More clarity on the causes of dementia
Weaver feels that over the past two decades, there has been a myopic focus on amyloid plaques. “The new drugs demonstrate that amyloid plays a role, but it’s only one part of a big picture.”
His lab is researching another factor: inflammation in the brain. “I think of Alzheimer’s as an autoimmune disease of the brain, where the immune system is turned on by multiple factors like air pollution, depression or infections,” he says. “Now you have a hopped-up immune system on a search-and-destroy mission in the brain. It’s wandering around inside your skull, and oops, it searches for and destroys a few neurons, which causes inflammation.”
"Weaver will always remember one of his first encounters with a dementia patient.'I thought, We’ve got to do something for these people'"
Other researchers are also looking in different directions, he says: malfunctioning of the brain’s mitochondria, which produce energy for cells; distortion of the brain’s lipids; or damage to diseased cell membranes, which can kill the cell. Treatments being tested for other possible dementia causes include stem cell therapy and transcranial magnetic stimulation.
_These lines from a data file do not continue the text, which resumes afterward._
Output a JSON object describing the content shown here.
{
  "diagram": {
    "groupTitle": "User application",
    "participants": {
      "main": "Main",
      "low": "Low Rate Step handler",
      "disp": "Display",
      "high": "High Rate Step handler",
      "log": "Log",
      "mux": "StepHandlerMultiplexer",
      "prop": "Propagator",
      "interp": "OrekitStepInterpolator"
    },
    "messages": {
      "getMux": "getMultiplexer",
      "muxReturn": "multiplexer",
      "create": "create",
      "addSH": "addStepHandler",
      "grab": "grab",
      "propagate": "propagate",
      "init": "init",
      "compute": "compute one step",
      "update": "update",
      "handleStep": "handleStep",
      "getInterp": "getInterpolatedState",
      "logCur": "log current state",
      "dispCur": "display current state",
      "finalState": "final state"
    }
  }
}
Weaver will always remember one of his first encounters with a dementia patient, a military veteran. “The poor man was so confused that he was hiding under his hospital bed,” Weaver recalls. “He was reliving his war experiences. I got down on my hands and knees and looked into this man’s eyes. It was heartbreaking. I thought, ‘We’ve got to do something for these people.’”
After the frustrating decades since then of delivering the news to thousands of patients that they have dementia, he’s more determined than ever to finally be able to tell them, “I have something that can help you.”